To be sure, there’s no rule that found footage films must generate conspiratorial heat. Jay Rosenblatt’s The Darkness of Day materializes a reserved contemplation of suicide using industrial discards — the forgotten nature of these older films itself becoming a token of loss in an elegiac context. Oblique images float upon fragmented suicide stories narrated from many different vantages: near and far, first-person and third, male and female, young and old, anonymous and notable. We hear excerpts drawn from 10 years of a diary of depression, read of an ancient Egyptian’s dispute with his own soul, and learn about the first man to jump off the Golden Gate Bridge.

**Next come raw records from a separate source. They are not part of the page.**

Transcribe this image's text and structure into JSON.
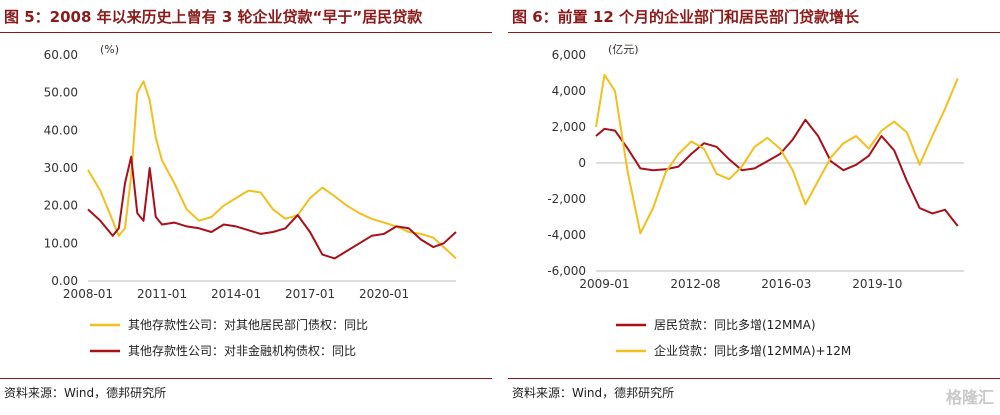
{
  "figures": [
    {
      "title": "图 5：2008 年以来历史上曾有 3 轮企业贷款“早于”居民贷款",
      "source": "资料来源：Wind，德邦研究所"
    },
    {
      "title": "图 6：前置 12 个月的企业部门和居民部门贷款增长",
      "source": "资料来源：Wind，德邦研究所"
    }
  ],
  "watermark": "格隆汇",
  "chart_data": [
    {
      "type": "line",
      "unit_label": "(%)",
      "x_tick_labels": [
        "2008-01",
        "2011-01",
        "2014-01",
        "2017-01",
        "2020-01"
      ],
      "y_tick_labels": [
        "0.00",
        "10.00",
        "20.00",
        "30.00",
        "40.00",
        "50.00",
        "60.00"
      ],
      "ylim": [
        0,
        60
      ],
      "xlim": [
        "2008-01",
        "2022-12"
      ],
      "grid": false,
      "legend_position": "bottom",
      "colors": {
        "series_1": "#F2C01E",
        "series_2": "#A8101A"
      },
      "series": [
        {
          "name": "其他存款性公司：对其他居民部门债权：同比",
          "x": [
            "2008-01",
            "2008-07",
            "2009-01",
            "2009-04",
            "2009-07",
            "2009-10",
            "2010-01",
            "2010-04",
            "2010-07",
            "2010-10",
            "2011-01",
            "2011-07",
            "2012-01",
            "2012-07",
            "2013-01",
            "2013-07",
            "2014-01",
            "2014-07",
            "2015-01",
            "2015-07",
            "2016-01",
            "2016-07",
            "2017-01",
            "2017-07",
            "2018-01",
            "2018-07",
            "2019-01",
            "2019-07",
            "2020-01",
            "2020-07",
            "2021-01",
            "2021-07",
            "2022-01",
            "2022-06",
            "2022-12"
          ],
          "values": [
            29.5,
            24.0,
            16.0,
            12.0,
            14.0,
            28.0,
            50.0,
            53.0,
            48.0,
            38.0,
            32.0,
            26.0,
            19.0,
            16.0,
            17.0,
            20.0,
            22.0,
            24.0,
            23.5,
            19.0,
            16.5,
            17.5,
            22.0,
            24.8,
            22.5,
            20.0,
            18.0,
            16.5,
            15.5,
            14.5,
            13.0,
            12.5,
            11.5,
            9.0,
            6.0
          ]
        },
        {
          "name": "其他存款性公司：对非金融机构债权：同比",
          "x": [
            "2008-01",
            "2008-07",
            "2009-01",
            "2009-04",
            "2009-07",
            "2009-10",
            "2010-01",
            "2010-04",
            "2010-07",
            "2010-10",
            "2011-01",
            "2011-07",
            "2012-01",
            "2012-07",
            "2013-01",
            "2013-07",
            "2014-01",
            "2014-07",
            "2015-01",
            "2015-07",
            "2016-01",
            "2016-07",
            "2017-01",
            "2017-07",
            "2018-01",
            "2018-07",
            "2019-01",
            "2019-07",
            "2020-01",
            "2020-07",
            "2021-01",
            "2021-07",
            "2022-01",
            "2022-06",
            "2022-12"
          ],
          "values": [
            19.0,
            16.0,
            12.0,
            14.0,
            26.0,
            33.0,
            18.0,
            16.0,
            30.0,
            17.0,
            15.0,
            15.5,
            14.5,
            14.0,
            13.0,
            15.0,
            14.5,
            13.5,
            12.5,
            13.0,
            14.0,
            17.5,
            13.0,
            7.0,
            6.0,
            8.0,
            10.0,
            12.0,
            12.5,
            14.5,
            14.0,
            11.0,
            9.0,
            10.0,
            13.0
          ]
        }
      ]
    },
    {
      "type": "line",
      "unit_label": "(亿元)",
      "x_tick_labels": [
        "2009-01",
        "2012-08",
        "2016-03",
        "2019-10"
      ],
      "y_tick_labels": [
        "-6,000",
        "-4,000",
        "-2,000",
        "0",
        "2,000",
        "4,000",
        "6,000"
      ],
      "ylim": [
        -6000,
        6000
      ],
      "xlim": [
        "2008-09",
        "2023-03"
      ],
      "grid": false,
      "zero_line": true,
      "legend_position": "bottom",
      "colors": {
        "series_1": "#A8101A",
        "series_2": "#F2C01E"
      },
      "series": [
        {
          "name": "居民贷款：同比多增(12MMA)",
          "x": [
            "2008-09",
            "2009-01",
            "2009-06",
            "2009-12",
            "2010-06",
            "2010-12",
            "2011-06",
            "2011-12",
            "2012-06",
            "2012-12",
            "2013-06",
            "2013-12",
            "2014-06",
            "2014-12",
            "2015-06",
            "2015-12",
            "2016-06",
            "2016-12",
            "2017-06",
            "2017-12",
            "2018-06",
            "2018-12",
            "2019-06",
            "2019-12",
            "2020-06",
            "2020-12",
            "2021-06",
            "2021-12",
            "2022-06",
            "2022-12"
          ],
          "values": [
            1500,
            1900,
            1800,
            800,
            -300,
            -400,
            -350,
            -200,
            500,
            1100,
            900,
            200,
            -400,
            -300,
            100,
            500,
            1300,
            2400,
            1500,
            100,
            -400,
            -100,
            400,
            1500,
            700,
            -1000,
            -2500,
            -2800,
            -2600,
            -3500
          ]
        },
        {
          "name": "企业贷款：同比多增(12MMA)+12M",
          "x": [
            "2008-09",
            "2009-01",
            "2009-06",
            "2009-12",
            "2010-06",
            "2010-12",
            "2011-06",
            "2011-12",
            "2012-06",
            "2012-12",
            "2013-06",
            "2013-12",
            "2014-06",
            "2014-12",
            "2015-06",
            "2015-12",
            "2016-06",
            "2016-12",
            "2017-06",
            "2017-12",
            "2018-06",
            "2018-12",
            "2019-06",
            "2019-12",
            "2020-06",
            "2020-12",
            "2021-06",
            "2021-12",
            "2022-06",
            "2022-12"
          ],
          "values": [
            2000,
            4900,
            4000,
            -500,
            -3900,
            -2500,
            -500,
            500,
            1200,
            800,
            -600,
            -900,
            -200,
            900,
            1400,
            800,
            -400,
            -2300,
            -1000,
            300,
            1100,
            1500,
            800,
            1800,
            2300,
            1700,
            -100,
            1500,
            3000,
            4700
          ]
        }
      ]
    }
  ]
}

This last story surfaces with a montage of the bridge’s construction — a monument, but to what? — and might be read as a critique of The Bridge (2006), which unaccountably turned us into voyeurs of suicide. The Darkness of Day travels the path of Night and Fog (1955), regarding trauma indirectly, as traces and shadows. Industrial footage is not the most obvious resource to make darkness visible, but Rosenblatt’s use of mass-produced materials subtly underscore the film’s suggestion that while suicide is always discrete and thus unknowable, it is also a social phenomenon.

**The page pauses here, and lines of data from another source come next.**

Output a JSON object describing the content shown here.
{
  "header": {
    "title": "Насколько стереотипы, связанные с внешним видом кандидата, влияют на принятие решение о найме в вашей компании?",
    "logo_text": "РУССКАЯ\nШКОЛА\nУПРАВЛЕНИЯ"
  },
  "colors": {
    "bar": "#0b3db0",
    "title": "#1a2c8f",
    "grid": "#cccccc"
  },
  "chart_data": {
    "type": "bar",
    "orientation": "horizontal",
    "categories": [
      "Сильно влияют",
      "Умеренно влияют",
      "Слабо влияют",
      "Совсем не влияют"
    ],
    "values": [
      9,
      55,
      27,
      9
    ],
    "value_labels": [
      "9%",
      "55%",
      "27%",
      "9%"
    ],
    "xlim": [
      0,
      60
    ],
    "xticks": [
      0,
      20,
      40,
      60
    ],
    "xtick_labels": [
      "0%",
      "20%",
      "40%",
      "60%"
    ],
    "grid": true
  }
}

For a more concrete cultural history glazed with Debordian wit, Andrei Ujica’s The Autobiography of Nicolae Ceausescu is matchless. After opening with a thoroughly demystified, inquisitorial video of Ceausescu and his wife Elena in 1989 — previously seen in Ujica’s 1992 collaboration with Harun Farocki, Videograms of a Revolution — we double back to the spectacular public funeral for the Romanian leader’s predecessor, Gheorghiu-Dej, in 1965. From here, Ujica proceeds more or less chronologically (and without voice-over) through Ceausescu’s decades in power, collecting speeches, press conferences, soft debates, home movies, inspections of factories and construction sites, and trips abroad to Communist countries and Hollywood (a letdown after the stupefying parades in China and North Korea).

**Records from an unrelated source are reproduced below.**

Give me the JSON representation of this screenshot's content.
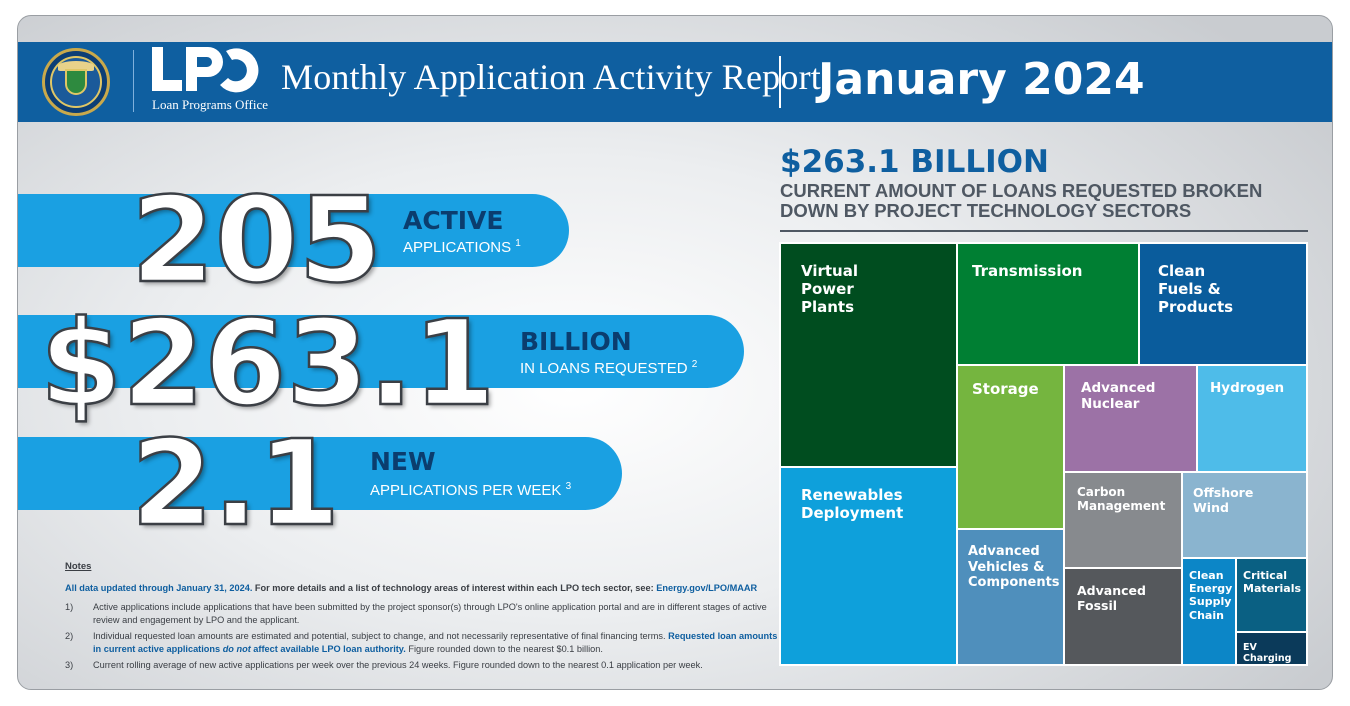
{
  "header": {
    "logo_text": "LPO",
    "logo_subtitle": "Loan Programs Office",
    "title": "Monthly Application Activity Report",
    "date": "January 2024",
    "colors": {
      "banner": "#0f5fa0",
      "accent": "#1aa0e2"
    }
  },
  "stats": [
    {
      "number": "205",
      "headline": "ACTIVE",
      "sub": "APPLICATIONS",
      "note": "1"
    },
    {
      "number": "$263.1",
      "headline": "BILLION",
      "sub": "IN LOANS REQUESTED",
      "note": "2"
    },
    {
      "number": "2.1",
      "headline": "NEW",
      "sub": "APPLICATIONS PER WEEK",
      "note": "3"
    }
  ],
  "notes": {
    "heading": "Notes",
    "intro": "All data updated through January 31, 2024.",
    "intro_plain": " For more details and a list of technology areas of interest within each LPO tech sector, see: ",
    "intro_link": "Energy.gov/LPO/MAAR",
    "items": [
      {
        "num": "1)",
        "text": "Active applications include applications that have been submitted by the project sponsor(s) through LPO's online application portal and are in different stages of active review and engagement by LPO and the applicant."
      },
      {
        "num": "2)",
        "text_a": "Individual requested loan amounts are estimated and potential, subject to change, and not necessarily representative of final financing terms. ",
        "hl_a": "Requested loan amounts in current active applications ",
        "hl_i": "do not",
        "hl_b": " affect available LPO loan authority.",
        "text_b": " Figure rounded down to the nearest $0.1 billion."
      },
      {
        "num": "3)",
        "text": "Current rolling average of new active applications per week over the previous 24 weeks. Figure rounded down to the nearest 0.1 application per week."
      }
    ]
  },
  "chart_data": {
    "type": "treemap",
    "title": "$263.1 BILLION",
    "subtitle": "CURRENT AMOUNT OF LOANS REQUESTED BROKEN DOWN BY PROJECT TECHNOLOGY SECTORS",
    "total_billion": 263.1,
    "sectors": [
      {
        "name": "Virtual Power Plants",
        "label": "Virtual\nPower\nPlants",
        "color": "#004d1f"
      },
      {
        "name": "Renewables Deployment",
        "label": "Renewables\nDeployment",
        "color": "#0ea0db"
      },
      {
        "name": "Transmission",
        "label": "Transmission",
        "color": "#007f33"
      },
      {
        "name": "Clean Fuels & Products",
        "label": "Clean\nFuels &\nProducts",
        "color": "#0a5c9c"
      },
      {
        "name": "Storage",
        "label": "Storage",
        "color": "#75b53f"
      },
      {
        "name": "Advanced Vehicles & Components",
        "label": "Advanced\nVehicles &\nComponents",
        "color": "#4f8fbc"
      },
      {
        "name": "Advanced Nuclear",
        "label": "Advanced\nNuclear",
        "color": "#9c72a6"
      },
      {
        "name": "Hydrogen",
        "label": "Hydrogen",
        "color": "#4ebce9"
      },
      {
        "name": "Carbon Management",
        "label": "Carbon\nManagement",
        "color": "#878a8e"
      },
      {
        "name": "Offshore Wind",
        "label": "Offshore\nWind",
        "color": "#8ab4cf"
      },
      {
        "name": "Advanced Fossil",
        "label": "Advanced\nFossil",
        "color": "#55585c"
      },
      {
        "name": "Clean Energy Supply Chain",
        "label": "Clean\nEnergy\nSupply\nChain",
        "color": "#0c86c7"
      },
      {
        "name": "Critical Materials",
        "label": "Critical\nMaterials",
        "color": "#0a6083"
      },
      {
        "name": "EV Charging",
        "label": "EV Charging",
        "color": "#0b3a5a"
      }
    ]
  }
}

One of the director’s most cunning insights is that since the totalitarian state stages reality to furnish proof of its own dominion — the problem with measuring Triumph of the Will (1933) as documentary — the resulting footage might be considered as if dictated by the leader. But by letting these “autobiographical” materials run at length, Ujica also opens a space for the accidents and lacunae that surely would have been excised from the official record. The fact that it’s so easy to imagine the propaganda version of this footage is part of the point: we calculate where the cuts would have been to “correct” Ceausescu’s diminutive posture and speechmaking, and in that gap lies much of 20th century history. The closest Ujica comes to giving the game away is when he cuts from one of Ceausescu’s baroque rhetorical performance (filmed in black-and-white, as with everything else we’ve seen up to this point) to his cheating at volleyball in a color home movie. It’s a wonderfully rude swipe at rulers everywhere and likely the single most smashing edit of the year.